Teraz 34-letnia mieszkanka powiatu trzebnickiego stanie przed sądem.
W minionym tygodniu funkcjonariusze z wydziału kryminalnego trzebnickiej komendy zatrzymali kobietę, która przez lata finansowała swoje osobiste potrzeby z firmowych środków.
„Od 2019 do 2024 roku 34-latka nielegalnie korzystała z karty służbowej, opłacając nią m.in. wycieczki zagraniczne, sprzęty AGD i RTV, a także luksusową biżuterię, co spowodowało olbrzymie straty finansowe dla jej pracodawcy.
W ciągu pięciu lat wydała z konta firmowego ponad 1,5 miliona złotych!” – informuje aspirant Lidia Łynko z trzebnickiej policji.
W trakcie dochodzenia ustalono, że kobieta regularnie używała karty do zakupu kosztownego sprzętu i innych luksusowych przedmiotów oraz finansowania zagranicznych podróży.
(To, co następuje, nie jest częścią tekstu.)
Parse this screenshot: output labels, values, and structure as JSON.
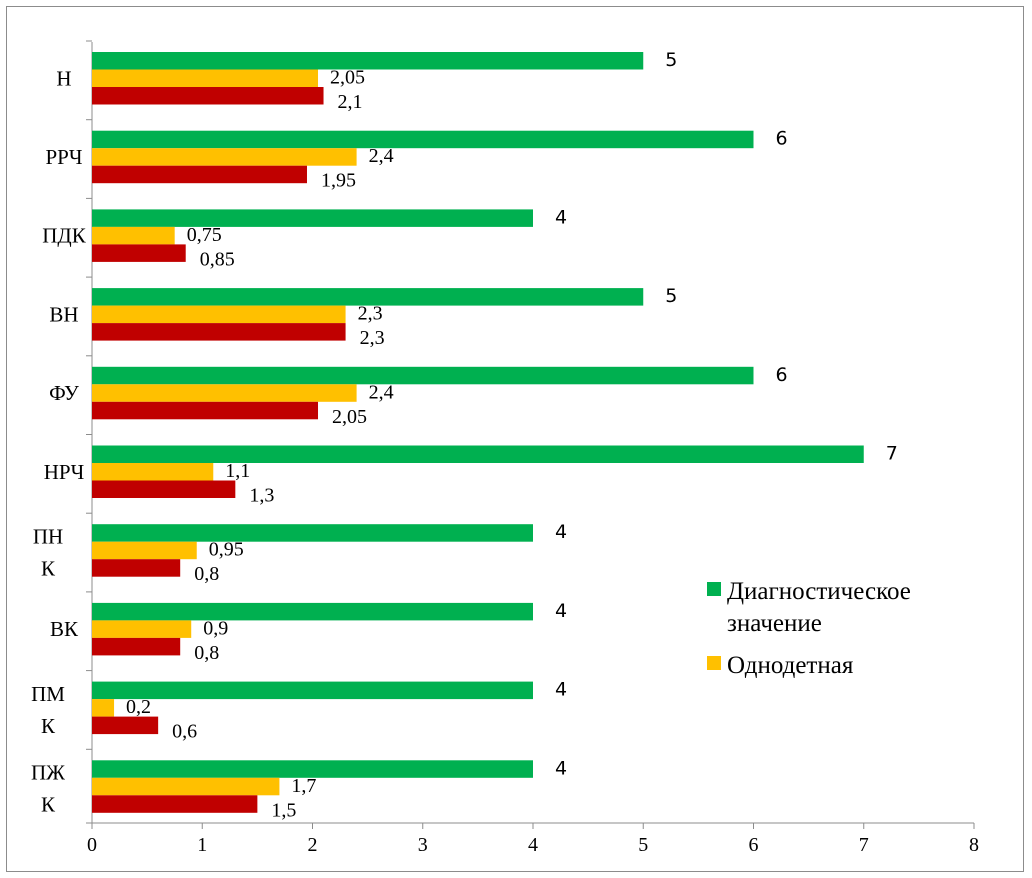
{
  "chart_data": {
    "type": "bar",
    "orientation": "horizontal",
    "categories": [
      "Н",
      "РРЧ",
      "ПДК",
      "ВН",
      "ФУ",
      "НРЧ",
      "ПНК",
      "ВК",
      "ПМК",
      "ПЖК"
    ],
    "category_label_lines": [
      [
        "Н"
      ],
      [
        "РРЧ"
      ],
      [
        "ПДК"
      ],
      [
        "ВН"
      ],
      [
        "ФУ"
      ],
      [
        "НРЧ"
      ],
      [
        "ПН",
        "К"
      ],
      [
        "ВК"
      ],
      [
        "ПМ",
        "К"
      ],
      [
        "ПЖ",
        "К"
      ]
    ],
    "series": [
      {
        "name": "Диагностическое значение",
        "color": "#00b050",
        "values": [
          5,
          6,
          4,
          5,
          6,
          7,
          4,
          4,
          4,
          4
        ],
        "labels": [
          "5",
          "6",
          "4",
          "5",
          "6",
          "7",
          "4",
          "4",
          "4",
          "4"
        ]
      },
      {
        "name": "Однодетная",
        "color": "#ffc000",
        "values": [
          2.05,
          2.4,
          0.75,
          2.3,
          2.4,
          1.1,
          0.95,
          0.9,
          0.2,
          1.7
        ],
        "labels": [
          "2,05",
          "2,4",
          "0,75",
          "2,3",
          "2,4",
          "1,1",
          "0,95",
          "0,9",
          "0,2",
          "1,7"
        ]
      },
      {
        "name": "",
        "color": "#c00000",
        "values": [
          2.1,
          1.95,
          0.85,
          2.3,
          2.05,
          1.3,
          0.8,
          0.8,
          0.6,
          1.5
        ],
        "labels": [
          "2,1",
          "1,95",
          "0,85",
          "2,3",
          "2,05",
          "1,3",
          "0,8",
          "0,8",
          "0,6",
          "1,5"
        ]
      }
    ],
    "xlim": [
      0,
      8
    ],
    "x_ticks": [
      "0",
      "1",
      "2",
      "3",
      "4",
      "5",
      "6",
      "7",
      "8"
    ],
    "legend": {
      "placement": "right",
      "entries": [
        {
          "lines": [
            "Диагностическое",
            "значение"
          ],
          "color": "#00b050"
        },
        {
          "lines": [
            "Однодетная"
          ],
          "color": "#ffc000"
        }
      ]
    },
    "grid": false
  }
}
Proceder trwał nieprzerwanie przez pięć lat, aż do momentu jej zatrzymania.
Na podstawie zgromadzonych dowodów postawiono jej zarzuty. Sprawa zostanie teraz rozpatrzona przez sąd, gdzie kobieta odpowie za swoje działania.
Warto zaznaczyć, że nielegalne korzystanie z cudzej karty płatniczej może być traktowane jako kradzież z włamaniem.
Zgodnie z artykułem 279 § 1 Kodeksu Karnego: „Kto kradnie z włamaniem, podlega karze pozbawienia wolności od roku do lat 10”.
Oznacza to, że kobieta stoi przed poważnymi zarzutami, a w przypadku uznania jej winy grozi jej od roku do nawet 10 lat pozbawienia wolności.
Surowość przepisów w tej kwestii podkreśla, jak poważnie prawo podchodzi do takich nadużyć.
Warto przypomnieć, że w sierpniu tego roku głośnym echem odbiła się sprawa byłego wiceministra sprawiedliwości, Bartłomieja Ciążyńskiego.
W artykule pt. „Wiceminister na wakacjach zatankował za pieniądze podatników.
Tak się tłumaczy”, opisywano, że Ciążyński w maju 2024 r. został zatrudniony w państwowym Polskim Ośrodku Rozwoju Technologii (PORT), gdzie otrzymał służbowy samochód i kartę paliwową.
Mimo że do 5 lipca pracował w PORT, po tym terminie objął funkcję wiceministra.
Podczas wakacji, które odbywał po zakończeniu pracy w PORT, dwukrotnie skorzystał ze służbowej karty paliwowej, co wywołało kontrowersje.
W efekcie Ciążyński podał się do dymisji.